Vendedores ambulantes
Mas em meio a tanto esforço para atrair clientes, alcançar e superar metas, existem detalhes que há muito tempo incomodam os donos de lojas em Araguaína, são os vendedores ambulantes. Eles tomam conta das calçadas pra oferecer produtos em frente aos estabelecimentos atrapalhando a entrada saída de clientes além de muitas vender produtos que podem ser encontrados dentro das lojas.

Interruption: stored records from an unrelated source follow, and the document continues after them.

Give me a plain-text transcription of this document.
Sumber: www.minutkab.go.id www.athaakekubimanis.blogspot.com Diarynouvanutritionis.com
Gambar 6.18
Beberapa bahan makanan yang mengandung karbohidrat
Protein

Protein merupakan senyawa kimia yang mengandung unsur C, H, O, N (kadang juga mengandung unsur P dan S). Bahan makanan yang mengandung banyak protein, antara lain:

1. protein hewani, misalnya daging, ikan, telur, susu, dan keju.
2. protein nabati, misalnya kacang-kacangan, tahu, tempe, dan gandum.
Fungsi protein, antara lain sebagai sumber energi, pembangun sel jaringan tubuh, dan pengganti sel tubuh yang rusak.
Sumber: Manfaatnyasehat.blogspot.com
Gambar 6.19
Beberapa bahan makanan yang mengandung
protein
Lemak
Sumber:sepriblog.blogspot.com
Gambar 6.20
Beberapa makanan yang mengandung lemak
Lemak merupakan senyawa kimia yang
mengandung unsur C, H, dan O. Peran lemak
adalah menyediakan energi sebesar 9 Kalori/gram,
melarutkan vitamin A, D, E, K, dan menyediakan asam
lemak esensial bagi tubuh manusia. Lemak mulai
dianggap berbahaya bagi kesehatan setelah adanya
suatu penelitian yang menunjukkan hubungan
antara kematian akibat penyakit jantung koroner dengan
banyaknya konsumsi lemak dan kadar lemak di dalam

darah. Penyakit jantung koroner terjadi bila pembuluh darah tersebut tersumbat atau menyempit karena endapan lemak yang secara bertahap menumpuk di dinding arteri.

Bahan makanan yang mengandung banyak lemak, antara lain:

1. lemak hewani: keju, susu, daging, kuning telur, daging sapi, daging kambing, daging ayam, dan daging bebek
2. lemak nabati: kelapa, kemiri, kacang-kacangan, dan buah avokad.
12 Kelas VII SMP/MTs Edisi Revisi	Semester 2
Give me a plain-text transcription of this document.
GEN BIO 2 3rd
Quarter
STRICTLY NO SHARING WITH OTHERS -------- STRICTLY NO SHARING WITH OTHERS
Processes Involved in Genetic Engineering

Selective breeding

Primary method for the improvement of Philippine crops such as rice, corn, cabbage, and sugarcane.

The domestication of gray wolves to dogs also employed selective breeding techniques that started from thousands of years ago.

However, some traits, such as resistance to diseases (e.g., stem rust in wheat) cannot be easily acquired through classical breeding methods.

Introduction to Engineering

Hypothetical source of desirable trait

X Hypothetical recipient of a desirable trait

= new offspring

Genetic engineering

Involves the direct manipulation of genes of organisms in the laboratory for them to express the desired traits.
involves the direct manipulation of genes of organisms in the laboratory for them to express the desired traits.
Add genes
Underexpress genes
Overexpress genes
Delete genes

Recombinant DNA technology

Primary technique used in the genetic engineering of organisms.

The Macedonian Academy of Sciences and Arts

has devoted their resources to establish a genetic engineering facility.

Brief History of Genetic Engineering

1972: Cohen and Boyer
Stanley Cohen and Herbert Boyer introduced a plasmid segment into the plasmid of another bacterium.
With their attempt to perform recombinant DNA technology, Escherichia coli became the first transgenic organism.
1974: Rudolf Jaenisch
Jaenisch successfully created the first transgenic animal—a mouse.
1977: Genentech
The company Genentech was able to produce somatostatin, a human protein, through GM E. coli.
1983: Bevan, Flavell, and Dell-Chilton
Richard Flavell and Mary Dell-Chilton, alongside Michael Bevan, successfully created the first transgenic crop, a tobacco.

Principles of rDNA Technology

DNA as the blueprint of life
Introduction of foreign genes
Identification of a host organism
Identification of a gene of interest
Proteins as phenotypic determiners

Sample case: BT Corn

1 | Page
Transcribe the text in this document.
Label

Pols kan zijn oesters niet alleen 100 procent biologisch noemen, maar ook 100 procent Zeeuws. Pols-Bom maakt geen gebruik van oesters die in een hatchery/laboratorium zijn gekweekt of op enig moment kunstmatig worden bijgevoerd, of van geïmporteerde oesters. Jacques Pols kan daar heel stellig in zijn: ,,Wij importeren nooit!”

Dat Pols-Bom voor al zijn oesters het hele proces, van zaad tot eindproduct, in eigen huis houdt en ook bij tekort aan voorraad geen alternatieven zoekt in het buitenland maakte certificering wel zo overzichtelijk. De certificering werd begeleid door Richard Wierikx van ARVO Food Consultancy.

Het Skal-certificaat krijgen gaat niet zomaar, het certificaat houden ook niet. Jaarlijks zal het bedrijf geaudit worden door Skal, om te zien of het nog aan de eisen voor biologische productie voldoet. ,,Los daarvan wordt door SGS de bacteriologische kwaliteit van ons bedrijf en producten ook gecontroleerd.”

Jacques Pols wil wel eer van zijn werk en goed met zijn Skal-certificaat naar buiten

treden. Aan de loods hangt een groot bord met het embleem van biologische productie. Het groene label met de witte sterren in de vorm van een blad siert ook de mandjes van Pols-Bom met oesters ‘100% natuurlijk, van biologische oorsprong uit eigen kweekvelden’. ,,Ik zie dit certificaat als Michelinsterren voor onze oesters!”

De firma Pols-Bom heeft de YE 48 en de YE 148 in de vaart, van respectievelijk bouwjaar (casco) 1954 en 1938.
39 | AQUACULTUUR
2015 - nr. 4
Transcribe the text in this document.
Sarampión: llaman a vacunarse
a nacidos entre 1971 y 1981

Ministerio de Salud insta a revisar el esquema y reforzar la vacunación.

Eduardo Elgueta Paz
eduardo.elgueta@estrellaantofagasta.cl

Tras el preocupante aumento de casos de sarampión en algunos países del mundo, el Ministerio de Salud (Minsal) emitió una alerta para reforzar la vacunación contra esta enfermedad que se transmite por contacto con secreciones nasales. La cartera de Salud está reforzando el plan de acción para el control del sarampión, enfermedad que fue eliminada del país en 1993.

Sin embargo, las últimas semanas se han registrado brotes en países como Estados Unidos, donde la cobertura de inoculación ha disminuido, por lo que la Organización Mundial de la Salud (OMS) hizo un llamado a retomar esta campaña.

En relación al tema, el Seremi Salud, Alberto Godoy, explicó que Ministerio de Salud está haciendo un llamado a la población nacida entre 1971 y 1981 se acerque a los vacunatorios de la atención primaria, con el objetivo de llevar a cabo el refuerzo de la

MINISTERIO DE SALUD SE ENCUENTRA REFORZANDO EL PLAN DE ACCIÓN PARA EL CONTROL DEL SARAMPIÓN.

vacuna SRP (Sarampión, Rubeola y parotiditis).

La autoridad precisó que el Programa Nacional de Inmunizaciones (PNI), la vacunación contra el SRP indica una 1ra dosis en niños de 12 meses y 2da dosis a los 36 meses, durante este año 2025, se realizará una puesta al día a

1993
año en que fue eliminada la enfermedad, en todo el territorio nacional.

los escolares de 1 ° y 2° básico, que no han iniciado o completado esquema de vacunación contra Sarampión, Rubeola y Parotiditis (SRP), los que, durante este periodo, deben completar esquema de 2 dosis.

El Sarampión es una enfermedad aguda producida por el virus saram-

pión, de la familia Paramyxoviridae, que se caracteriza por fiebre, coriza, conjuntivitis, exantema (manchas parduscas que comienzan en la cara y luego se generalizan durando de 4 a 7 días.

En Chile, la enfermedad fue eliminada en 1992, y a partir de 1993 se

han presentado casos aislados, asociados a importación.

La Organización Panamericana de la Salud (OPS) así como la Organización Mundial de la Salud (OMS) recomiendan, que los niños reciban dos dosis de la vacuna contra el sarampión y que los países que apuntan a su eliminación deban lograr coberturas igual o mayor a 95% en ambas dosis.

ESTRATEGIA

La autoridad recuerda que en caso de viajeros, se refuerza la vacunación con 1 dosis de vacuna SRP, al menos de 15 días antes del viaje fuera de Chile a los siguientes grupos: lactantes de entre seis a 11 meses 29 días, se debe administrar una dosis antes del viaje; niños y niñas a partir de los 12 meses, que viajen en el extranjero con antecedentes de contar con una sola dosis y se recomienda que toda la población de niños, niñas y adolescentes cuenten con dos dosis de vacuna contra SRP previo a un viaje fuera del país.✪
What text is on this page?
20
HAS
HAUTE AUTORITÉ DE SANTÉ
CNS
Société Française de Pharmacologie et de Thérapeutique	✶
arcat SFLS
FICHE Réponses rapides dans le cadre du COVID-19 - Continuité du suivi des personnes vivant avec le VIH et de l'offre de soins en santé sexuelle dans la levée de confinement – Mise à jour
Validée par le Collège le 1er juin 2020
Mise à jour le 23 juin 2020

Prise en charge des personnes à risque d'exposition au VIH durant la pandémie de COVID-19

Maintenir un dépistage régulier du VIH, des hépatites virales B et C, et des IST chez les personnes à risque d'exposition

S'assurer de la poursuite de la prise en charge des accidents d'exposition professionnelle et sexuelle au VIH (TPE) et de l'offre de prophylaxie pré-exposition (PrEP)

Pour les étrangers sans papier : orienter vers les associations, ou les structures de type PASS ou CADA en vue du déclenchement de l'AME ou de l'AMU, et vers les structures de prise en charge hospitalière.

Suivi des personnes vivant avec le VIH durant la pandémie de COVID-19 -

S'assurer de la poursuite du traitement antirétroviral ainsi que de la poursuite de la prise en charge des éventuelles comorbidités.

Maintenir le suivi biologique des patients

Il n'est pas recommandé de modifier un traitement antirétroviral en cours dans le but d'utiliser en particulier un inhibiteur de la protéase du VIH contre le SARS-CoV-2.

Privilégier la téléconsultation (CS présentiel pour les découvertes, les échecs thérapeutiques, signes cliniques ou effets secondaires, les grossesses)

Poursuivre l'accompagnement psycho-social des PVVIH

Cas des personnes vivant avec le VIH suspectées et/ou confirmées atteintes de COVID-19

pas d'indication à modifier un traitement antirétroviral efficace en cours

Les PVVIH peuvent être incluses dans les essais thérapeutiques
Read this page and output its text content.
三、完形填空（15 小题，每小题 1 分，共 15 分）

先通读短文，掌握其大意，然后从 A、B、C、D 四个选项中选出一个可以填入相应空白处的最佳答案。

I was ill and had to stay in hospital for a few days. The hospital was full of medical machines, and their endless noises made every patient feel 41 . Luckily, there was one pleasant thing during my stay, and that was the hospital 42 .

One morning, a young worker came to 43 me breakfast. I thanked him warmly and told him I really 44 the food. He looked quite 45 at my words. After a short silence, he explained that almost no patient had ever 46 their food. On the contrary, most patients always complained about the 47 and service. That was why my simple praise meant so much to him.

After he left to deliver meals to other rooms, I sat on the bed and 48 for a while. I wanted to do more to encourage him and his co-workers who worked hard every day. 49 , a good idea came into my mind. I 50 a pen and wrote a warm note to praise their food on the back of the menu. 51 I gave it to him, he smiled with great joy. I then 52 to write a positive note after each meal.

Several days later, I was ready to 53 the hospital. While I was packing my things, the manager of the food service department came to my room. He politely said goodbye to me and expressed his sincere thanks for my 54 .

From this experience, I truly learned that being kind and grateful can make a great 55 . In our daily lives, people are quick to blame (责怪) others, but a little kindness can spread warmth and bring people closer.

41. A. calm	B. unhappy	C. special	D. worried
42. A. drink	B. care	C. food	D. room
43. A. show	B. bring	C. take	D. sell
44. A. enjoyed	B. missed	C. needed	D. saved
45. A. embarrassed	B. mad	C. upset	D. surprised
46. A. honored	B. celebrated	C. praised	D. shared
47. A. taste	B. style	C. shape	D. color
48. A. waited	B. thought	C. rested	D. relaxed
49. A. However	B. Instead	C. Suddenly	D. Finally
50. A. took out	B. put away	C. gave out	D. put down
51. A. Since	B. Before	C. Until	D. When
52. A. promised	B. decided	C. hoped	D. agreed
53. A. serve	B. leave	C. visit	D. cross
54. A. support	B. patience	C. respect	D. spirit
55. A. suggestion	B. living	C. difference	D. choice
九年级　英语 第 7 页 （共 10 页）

O Portal O Norte já publicou inúmeras reportagens tratando da presença dos camelôs nas calçadas do Centro de Araguaína. A insatisfação da população é conhecida e o descontentamento por parte dos comerciantes que pagam impostos elevados para executar as suas atividades é indiscutível. Contudo, a despeito de o problema ser antigo, até hoje não há nenhuma política pública efetiva para resolvê-lo. “É uma concorrência desleal, porque enquanto pagamos nossos impostos, aluguel e funcionários eles ficam aí oferecendo seus produtos sem grandes responsabilidades”, diz Maria José dona de uma loja de confecções na Cônego João Lima. Pedestres Lucélia dos Anjos, 27 anos, enfermeira, conta que é frequente ter que andar pela rua porque a calçada está ocupada pelas mercadorias dos ambulantes. Ela lembra que quase presenciou uma tragédia provocada por esta ocupação desenfreada: “Teve uma vez que vi uma senhora quase sendo atropelada porque foi obrigada a andar pelo meio da rua, já que a calçada estava completamente tomada por produtos ilegais comercializados pelos camelôs. É vergonhoso! A calçada é lugar de pedestre e não de produtos falsificados”.

Fiscalização
Nossa reportagem também já acompanhou algumas fiscalizações dos fiscais de Postura do Município. Mas os lojistas reclamam que tais ações não são frequentes e apontam que para ser possível coibir as práticas irregulares, seria necessário uma fiscalização rotineira nas ruas da cidade, eles também defendem um espaço destinado especificamente para estes trabalhadores. "A gente sabe que são pessoas que também tem suas famílias e que ao invés de estarem roubando, estão trabalhando então eles também precisam de um lugar adequado para se instalarem", observa Odália Oliveira, gerente de uma papelaria.

Ministério Público
Para tentar solucionar o problema de vendedores ambulantes e camelôs em Gurupi o Ministério Público entrou em ação. No início do mês de novembro o Ministério Público Estadual ), por meio do Promotor de Justiça Marcelo Lima Nunes, com atuação na 6ª Promotoria de Justiça de Gurupi, recomendou à prefeitura da cidade que adote imediatamente providências para cessar a ocupação irregular das calçadas, ruas e avenidas, em especial as que circundam o centro da cidade, próximas às agências bancárias, por parte de vendedores ambulantes e camelôs.

Nesse sentido, o município deve determinar a apreensão e remoção dos seus instrumentos, materiais, mercadorias e veículos utilizados na atividade, com apoio da Polícia Militar, sem prejuízo de outras medidas, conforme previsto no Código de Posturas do Município de Gurupi e no Código de Trânsito Brasileiro. A prefeitura também deverá acolher e alojar os vendedores ambulantes e camelôs, principalmente os que ocupam áreas do centro da cidade de forma irregular, em local específico e adequado.

A Promotoria recomenda também que sejam realizadas, diariamente e de forma permanente, medidas efetivas de fiscalização e controle das atividades desempenhadas por comerciantes e vendedores em geral, coibindo a obstrução e/ou ocupação irregular das ruas, avenidas e calçadas com mesas, cadeiras, barracas, tendas, veículos, mercadorias e outros objetos que impedem a acessibilidade, embaraçam o trânsito e colocam em risco a segurança dos pedestres.

O relatório com as medidas adotadas deverá ser entregue ao MPE no prazo de 30 dias; caso contrário, a Promotoria de Justiça poderá tomar outras providências.